U.S. Trade Representative Robert Lighthizer, Canadian Foreign Minister Chrystia Freeland and Mexican Economy Minister Ildefonso Guajardo met privately in Montreal on Jan. 29 before making a joint appearance before the press. The more positive mood since the last time the trade chiefs met three months ago suggested that a collapse of the talks wasn’t imminent.
Lighthizer said “some progress was made” in the latest round, including on some of the toughest issues. Freeland said she was pleased with progress so far and Guajardo said the three countries are on the “right track” to reach a deal.
“We finally began to discuss some of the core issues, so this round was a step forward. But we are progressing very slowly,” Lighthizer said. “We owe it to our citizens who are operating in a state of uncertainty to move much faster.”

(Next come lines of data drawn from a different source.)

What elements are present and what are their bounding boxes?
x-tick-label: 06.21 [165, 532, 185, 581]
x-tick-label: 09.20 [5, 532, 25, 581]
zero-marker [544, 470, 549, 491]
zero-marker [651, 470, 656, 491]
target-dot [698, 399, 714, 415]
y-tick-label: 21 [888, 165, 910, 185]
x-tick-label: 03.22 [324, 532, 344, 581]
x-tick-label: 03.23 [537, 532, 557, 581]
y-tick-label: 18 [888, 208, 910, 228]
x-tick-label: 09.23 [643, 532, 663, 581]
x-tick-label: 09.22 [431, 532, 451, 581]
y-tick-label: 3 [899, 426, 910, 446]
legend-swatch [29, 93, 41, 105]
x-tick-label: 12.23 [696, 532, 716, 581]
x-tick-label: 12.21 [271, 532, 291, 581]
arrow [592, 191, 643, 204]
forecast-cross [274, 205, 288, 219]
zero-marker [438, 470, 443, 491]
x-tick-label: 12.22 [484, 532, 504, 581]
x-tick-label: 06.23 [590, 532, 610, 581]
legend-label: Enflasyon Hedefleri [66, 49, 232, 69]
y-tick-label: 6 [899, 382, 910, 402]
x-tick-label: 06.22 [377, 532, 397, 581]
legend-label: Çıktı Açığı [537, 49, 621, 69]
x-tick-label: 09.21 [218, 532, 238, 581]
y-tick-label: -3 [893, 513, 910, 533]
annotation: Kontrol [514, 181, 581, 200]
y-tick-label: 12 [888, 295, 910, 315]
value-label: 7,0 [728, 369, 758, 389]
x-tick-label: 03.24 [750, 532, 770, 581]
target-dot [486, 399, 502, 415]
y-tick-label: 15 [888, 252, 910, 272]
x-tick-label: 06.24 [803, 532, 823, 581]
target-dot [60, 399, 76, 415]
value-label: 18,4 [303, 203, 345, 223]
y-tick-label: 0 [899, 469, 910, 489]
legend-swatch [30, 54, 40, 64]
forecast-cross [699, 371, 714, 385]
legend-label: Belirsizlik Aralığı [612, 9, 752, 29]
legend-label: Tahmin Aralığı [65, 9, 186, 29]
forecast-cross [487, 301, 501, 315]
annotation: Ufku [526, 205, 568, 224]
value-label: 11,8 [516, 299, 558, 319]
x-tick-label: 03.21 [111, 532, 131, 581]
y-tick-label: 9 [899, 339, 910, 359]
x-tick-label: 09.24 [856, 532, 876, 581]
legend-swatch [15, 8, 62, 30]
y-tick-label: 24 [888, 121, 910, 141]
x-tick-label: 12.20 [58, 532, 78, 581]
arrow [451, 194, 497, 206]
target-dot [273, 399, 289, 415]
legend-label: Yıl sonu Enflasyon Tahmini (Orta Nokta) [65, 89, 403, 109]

The peso pared its loss to 0.3% after Guajardo, who spoke first at the press conference, said that there had been many advances at the Montreal talks. The currency then dipped again after Lighthizer spoke.
While NAFTA looks to be salvaged for now, talks could run for months or into next year as the three hash out differences. The press conference capped round six, where negotiators over the past week agreed on a proposal related to fighting corruption. That followed agreements in previous rounds on small- and medium-sized businesses and competition.

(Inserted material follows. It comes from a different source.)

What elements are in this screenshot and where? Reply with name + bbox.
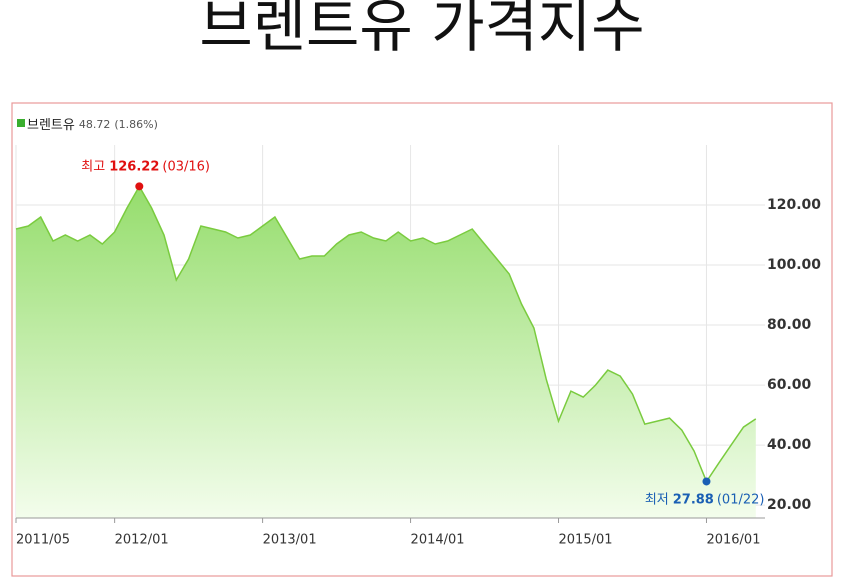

Hanging over talks is U.S. President Donald Trump’s threat to quit the 24-year-old trade pact. Trump has regularly called it a horrible deal and blamed it for U.S. manufacturing job losses, pledging as recently as last week to renegotiate or give a sixth-month notice of withdrawal. Trump, speaking separately on Jan. 29, said a key feature of his State of the Union address on Jan. 30 will be the need for more fair and reciprocal trade.
In his remarks, Lighthizer took aim at Canada in particular, saying its recent World Trade Organization challenge against the U.S. is “a massive attack on all of our trade laws.” He also rejected a Canadian proposal on content rules for cars in NAFTA, saying it would reduce the share of a vehicle made within the region. “This is the opposite of what we are trying to do,” said Lighthizer.
Guajardo said the countries are making progress with flexibility from all three nations. “We still have substantial challenges to overcome. Yet the progress made so far put us on the right track to create landing zones to conclude this process,” he said. Freeland praised the work of negotiators. “That work, I’m pleased to say, is beginning to bear fruit,” she said.
Lighthizer’s comments were more positive than the trio’s previous joint appearance in Washington in October, when he said he was “surprised and disappointed” by Canadian and Mexican positions so far. The Montreal gathering was the trio’s first since October, as they skipped subsequent meetings in Mexico City and Washington.
The most contentious U.S. demands are on the automotive industry, dairy and agriculture, dispute panels, government procurement and a five-year sunset clause that would kill NAFTA unless the three agree to extend it. This round saw Canadian “ideas” — officials wouldn’t call them them formal counter-proposals — on changing how a car’s value is calculated and adding periodic review, rather than a termination clause. Canada and Mexico have also threatened to keep some form of their own investor dispute system that the U.S. wants to opt out of.
Lighthizer said on Jan. 29 that he wants to see “major breakthroughs” before the next round of NAFTA talks, which is scheduled for Mexico City in late February.